Intentando hacer el menor ruido giré y nos besamos mientras tratábamos de
acomodarnos. Con un movimiento calculado te pusiste sobre mí.
¡Paola, son siete y media!
El grito llegó desde abajo, seguro desde el borde de las
escaleras.
Por qué no le contestas, contéstale, pensaba, vamos
contesta.
¡Me escuchaste, Paola!
Te miraba, mientras tú mirabas la puerta.
¡Hoy no tengo clases!, al mismo tiempo que tocaron con dos
golpecitos contundentes. ¡Hay huelga!
La perilla se movió varias veces.
¡Cuánto te he dicho que no cierres con llave!
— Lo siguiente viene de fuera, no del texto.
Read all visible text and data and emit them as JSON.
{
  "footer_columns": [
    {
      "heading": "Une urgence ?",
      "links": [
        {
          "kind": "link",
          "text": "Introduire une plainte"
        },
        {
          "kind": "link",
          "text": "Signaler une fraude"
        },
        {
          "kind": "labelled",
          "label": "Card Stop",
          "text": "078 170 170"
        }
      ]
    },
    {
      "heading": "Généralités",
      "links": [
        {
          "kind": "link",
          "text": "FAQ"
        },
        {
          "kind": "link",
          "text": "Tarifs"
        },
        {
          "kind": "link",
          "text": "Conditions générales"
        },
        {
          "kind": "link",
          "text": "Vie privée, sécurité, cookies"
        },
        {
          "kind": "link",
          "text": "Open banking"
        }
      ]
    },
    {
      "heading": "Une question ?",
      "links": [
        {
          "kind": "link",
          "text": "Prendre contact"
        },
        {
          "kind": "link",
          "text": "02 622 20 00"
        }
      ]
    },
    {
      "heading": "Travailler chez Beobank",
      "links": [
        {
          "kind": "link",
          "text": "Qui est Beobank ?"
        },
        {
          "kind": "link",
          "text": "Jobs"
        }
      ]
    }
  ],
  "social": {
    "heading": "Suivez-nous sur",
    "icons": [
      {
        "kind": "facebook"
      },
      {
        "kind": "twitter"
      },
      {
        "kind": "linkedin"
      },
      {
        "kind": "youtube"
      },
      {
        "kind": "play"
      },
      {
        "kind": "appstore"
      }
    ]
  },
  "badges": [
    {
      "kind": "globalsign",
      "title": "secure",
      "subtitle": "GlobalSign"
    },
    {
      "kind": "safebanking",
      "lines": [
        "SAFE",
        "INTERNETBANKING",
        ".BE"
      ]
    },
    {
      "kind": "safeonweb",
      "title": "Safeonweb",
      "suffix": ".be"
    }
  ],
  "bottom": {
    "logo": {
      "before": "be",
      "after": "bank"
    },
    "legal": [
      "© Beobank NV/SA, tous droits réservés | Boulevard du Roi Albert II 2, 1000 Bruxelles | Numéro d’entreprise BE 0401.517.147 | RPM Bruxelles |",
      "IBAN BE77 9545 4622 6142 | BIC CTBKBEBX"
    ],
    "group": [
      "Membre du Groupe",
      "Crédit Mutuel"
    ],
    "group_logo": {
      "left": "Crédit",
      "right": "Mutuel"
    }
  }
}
Qué pasa, qué gritos son esos, mujer.
Que dice que no tiene clase.
Déjala dormir. Ella verá. Su problema.
Pero cómo que su problema, siempre…
La voz se fue alejando por el pasadizo y bajó hasta la
cocina, donde se hizo indistinguible.
Entretanto, cerraron una puerta en el pasillo. En ese
momento me di cuenta de que no nos habíamos movido. Tú te dejaste caer sobre mi
pecho y rodaste suavemente a la cama riéndote bajito.
Estuvo cerca.
Tu gesto con el índice trataba de callarme pero no
controlaba tu risa.
Dimos la espalda a la puerta, y te abracé desde atrás. No
era mucho lo que había avanzado la luz de la mañana. Sobre su escritorio pude
notar las copias del libro de Macroeconomía para el examen que hubiésemos
tenido hoy. Ayer por la mañana estabas tan preocupada por ese curso; en cambio
yo, fresco. La verdad es que me dejó de entusiasmar una profesión de
economista. “Siento que soy más para una ciencia de la abundancia, que de la
escasez”, te dije cuando preguntaste por mi descuido.
Supongo que tú también te estabas quedando dormida cuando
tocaron nuevamente la puerta.
Paolita, es tu amiga Mónica.
Tu cuerpo se tensó, y volteaste a verme extrañadísima.
Dice que quiere hablar contigo de algo urgente.
Dile que estoy durmiendo, que más tarde la llamo.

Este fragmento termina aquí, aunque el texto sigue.